Der kleine Geist wurde plötzlich ganz stolz. Er schmiegte sich an die warme Teekanne und schaute ins Licht der Kerze. Dabei klopfte er immer wieder mal vorsichtig an den Hals oder den Henkel.

„Soso, ein Klopfgeist also. Nun ja, das scheint mir wirklich eine seltene Art zu sein. Und ich muss zugeben, viele Klopfgeister in einem Haus können bestimmt sehr anstrengend sein. Aber das einzelne Klopfen stört mich überhaupt nicht. Du hast es gerne warm, nicht wahr?“, fragte die Großmutter.

„Ja, warmes Wasser finde ich besonders schön! Und ich liebe es, zu klopfen und zu schwimmen, und dieser Duft! Dieser Duft! Hmmm!“ Antonius mochte die Großmutter. Sie war sehr freundlich zu ihm, und Geister schienen sie gar nicht zu erschrecken, wie es bei den anderen Menschen immer der Fall war. Und auch das kleine Menschlein gefiel ihm. Er strahlte Antonius die ganze Zeit über schon an.

„Soso! Na, dann sollten wir doch mal etwas probieren“, schlug Bens Oma vor. Sie öffnete den Deckel der Teekanne und der Duft von Pfefferminze erfüllte den Raum noch mehr. Der kleine Klopfgeist klopfte vor lauter Glück immer schneller.

„Na komm, hüpf mal in den Tee, lieber Antonius, ich denke, das könnte dir gefallen.“

Ben verzog ein wenig das Gesicht.

„Aber, Oma, den wollen wir doch noch trinken!“

„Das ist gar kein Problem, Ben. Glaub mir. Geister sind wie Luft. Sie haben keinen Geschmack. Nicht wahr, Antonius?“

Der Klopfgeist nickte. Er konnte es kaum glauben. Er durfte wirklich in diesem heißen Wunderwasser aus traumhaft schönen Düften tauchen. Das war zu schön, um wahr zu sein. Und damit es sich die Großmutter nicht noch anders überlegen konnte, nahm er Anlauf und sprang kopfüber in den Tee.

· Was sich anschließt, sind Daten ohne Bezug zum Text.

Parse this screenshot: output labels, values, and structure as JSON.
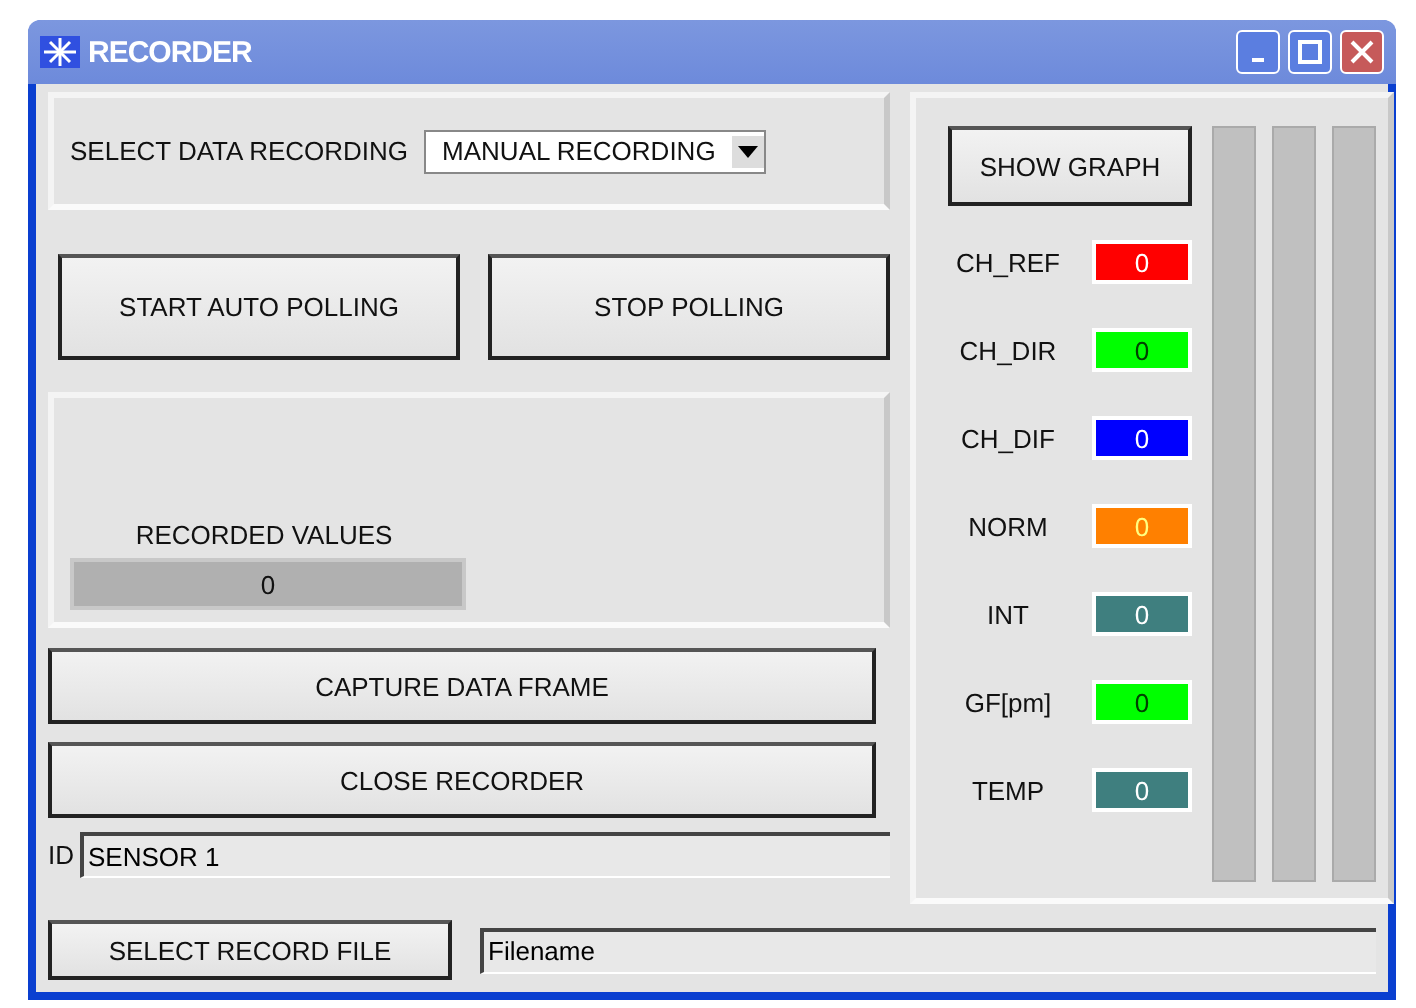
{
  "window": {
    "title": "RECORDER"
  },
  "select_data_recording": {
    "label": "SELECT DATA RECORDING",
    "value": "MANUAL RECORDING"
  },
  "polling_buttons": [
    "START AUTO POLLING",
    "STOP POLLING"
  ],
  "recorded_values": {
    "label": "RECORDED VALUES",
    "value": "0"
  },
  "action_buttons": [
    "CAPTURE DATA FRAME",
    "CLOSE RECORDER"
  ],
  "id_field": {
    "label": "ID",
    "value": "SENSOR 1"
  },
  "record_file": {
    "button": "SELECT RECORD FILE",
    "value": "Filename"
  },
  "show_graph_button": "SHOW GRAPH",
  "channels": [
    {
      "name": "CH_REF",
      "value": "0",
      "color": "#ff0000"
    },
    {
      "name": "CH_DIR",
      "value": "0",
      "color": "#00ff00"
    },
    {
      "name": "CH_DIF",
      "value": "0",
      "color": "#0000ff"
    },
    {
      "name": "NORM",
      "value": "0",
      "color": "#ff8000"
    },
    {
      "name": "INT",
      "value": "0",
      "color": "#3f7f7f"
    },
    {
      "name": "GF[pm]",
      "value": "0",
      "color": "#00ff00"
    },
    {
      "name": "TEMP",
      "value": "0",
      "color": "#3f7f7f"
    }
  ]
}
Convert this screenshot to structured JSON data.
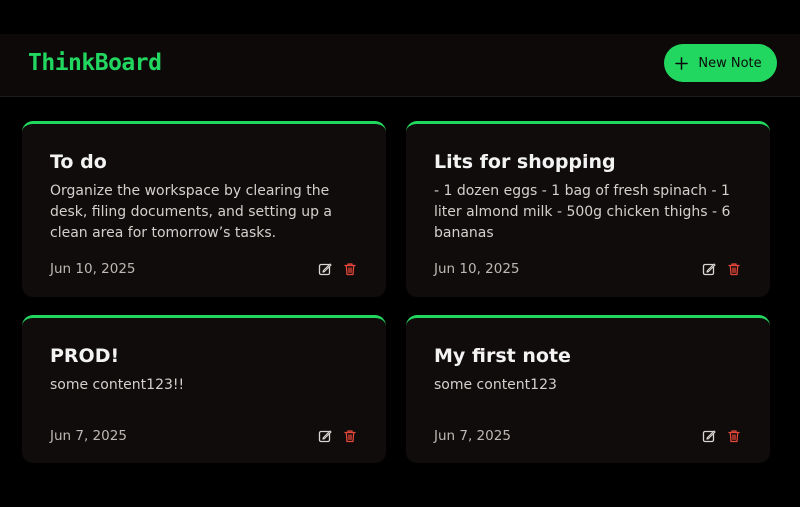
{
  "header": {
    "brand": "ThinkBoard",
    "new_note_label": "New Note",
    "brand_color": "#22d760"
  },
  "notes": [
    {
      "title": "To do",
      "content": "Organize the workspace by clearing the desk, filing documents, and setting up a clean area for tomorrow’s tasks.",
      "date": "Jun 10, 2025"
    },
    {
      "title": "Lits for shopping",
      "content": "- 1 dozen eggs - 1 bag of fresh spinach - 1 liter almond milk - 500g chicken thighs - 6 bananas",
      "date": "Jun 10, 2025"
    },
    {
      "title": "PROD!",
      "content": "some content123!!",
      "date": "Jun 7, 2025"
    },
    {
      "title": "My first note",
      "content": "some content123",
      "date": "Jun 7, 2025"
    }
  ],
  "icons": {
    "edit": "edit-icon",
    "delete": "trash-icon",
    "add": "plus-icon"
  },
  "colors": {
    "accent": "#22d760",
    "delete": "#e5483b",
    "card_bg": "#0f0c0b"
  }
}
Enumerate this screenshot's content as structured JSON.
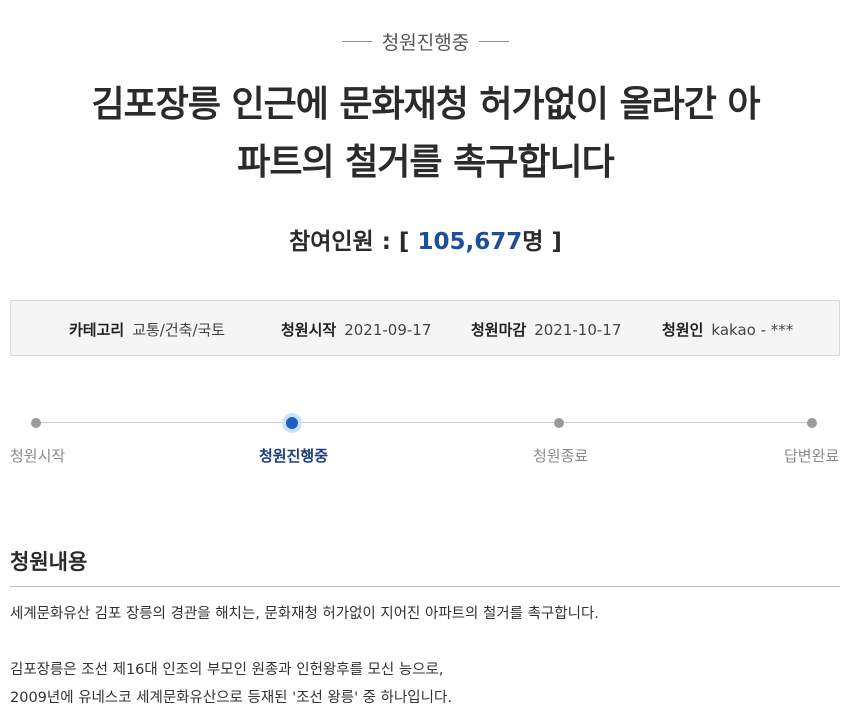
{
  "status_label": "청원진행중",
  "title_line1": "김포장릉 인근에 문화재청 허가없이 올라간 아",
  "title_line2": "파트의 철거를 촉구합니다",
  "participants": {
    "label": "참여인원 : [ ",
    "number": "105,677",
    "unit": "명 ]"
  },
  "info": {
    "category_key": "카테고리",
    "category_val": "교통/건축/국토",
    "start_key": "청원시작",
    "start_val": "2021-09-17",
    "end_key": "청원마감",
    "end_val": "2021-10-17",
    "author_key": "청원인",
    "author_val": "kakao - ***"
  },
  "steps": [
    "청원시작",
    "청원진행중",
    "청원종료",
    "답변완료"
  ],
  "active_step": 1,
  "section_title": "청원내용",
  "content": {
    "p1": "세계문화유산 김포 장릉의 경관을 해치는, 문화재청 허가없이 지어진 아파트의 철거를 촉구합니다.",
    "p2": "김포장릉은 조선 제16대 인조의 부모인 원종과 인헌왕후를 모신 능으로,",
    "p3": "2009년에 유네스코 세계문화유산으로 등재된 '조선 왕릉' 중 하나입니다."
  },
  "colors": {
    "accent": "#1b4f9c",
    "active_dot": "#1b5fc4"
  }
}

Antonius hatte sich in seinem ganzen Geisterdasein noch nie glücklicher gefühlt. Er drehte Runde um Runde und lehnte sich dann erschöpft, aber unendlich zufrieden an den Rand der Kanne. Er konnte nicht anders, er musste vor lauter Glück einfach klopfen. Erst ganz zaghaft, dann ein wenig mehr, dann einmal schneller und wieder etwas weniger.

„Klopf nur, Antonius, so laut, so schnell, so viel du magst. Das stört uns nicht! Du bist eben ein kleiner Klopfgeist!“

Die Großmutter strahlte durch die große Öffnung in die Kanne.

„Fühlst du dich wohl?“, fragte Ben.

„Wohler als wohl! Fantastisch! Besser als jemals zuvor!“

Antonius zwinkerte Ben zu.

„Weißt du, wir Geister sind nicht nur Luft. Wir haben auch so etwas wie ein Herz. Und darin fühle ich so viel Glück und Freude, dass ich mir vorstellen kann, dass du das vielleicht doch ein wenig schmecken kannst!“

Ben setzte den Deckel wieder auf die Kanne und die Großmutter schenkte den Tee in ihre Tassen ein. Und tatsächlich, du wirst es kaum glauben, aber er schmeckte ganz anders als sonst. Der Tee war wundervoll! Nicht nur pfefferminzig und melissig, nein, er machte auch unwahrscheinlich glücklich, und das konnte man sogar beim ersten Schluck schon schmecken.

Die Großmutter lehnte sich in ihrem Stuhl zurück und räusperte sich: „Also, das ist ja jetzt wirklich eine schöne Überraschung! Ich bin sehr froh, dass du dich in meinen Garten verirrt hast und Ben dich gefunden hat, Antonius. Du darfst gerne bei mir bleiben, wenn du magst! Dann bin ich auch nicht mehr so allein, wenn Ben wieder zu seinen Eltern fährt. Ein Geist im Haus ist schon etwas Wunderbares! Das hat mir doch sehr gefehlt. Ich koche uns beiden dann auch jeden Tag eine schöne Kanne Tee. Es gibt noch so viele Düfte, die ich dir zeigen möchte. Was hältst du davon?“

Was glaubst du, was Antonius da geantwortet hatte? Natürlich mochte er bei der Großmutter bleiben. Er konnte sich nichts Schöneres vorstellen.

„Also abgemacht!“, sagte sie und klopfte von außen dreimal gegen die Kanne. Und Antonius klopfte von innen dreimal zurück. Dann nahm sie einen Schluck aus ihrer Tasse und schlug vor: „Was haltet ihr davon, wenn ich euch die Geschichte erzähle, wie ich den kleinen Plätschergeist kennen gelernt habe?“

„Au ja!“, riefen Ben und Antonius gleichzeitig. Und so begann sie zu erzählen und der kleine Geist klopfte glücklich in seiner Kanne leise gegen die Wand.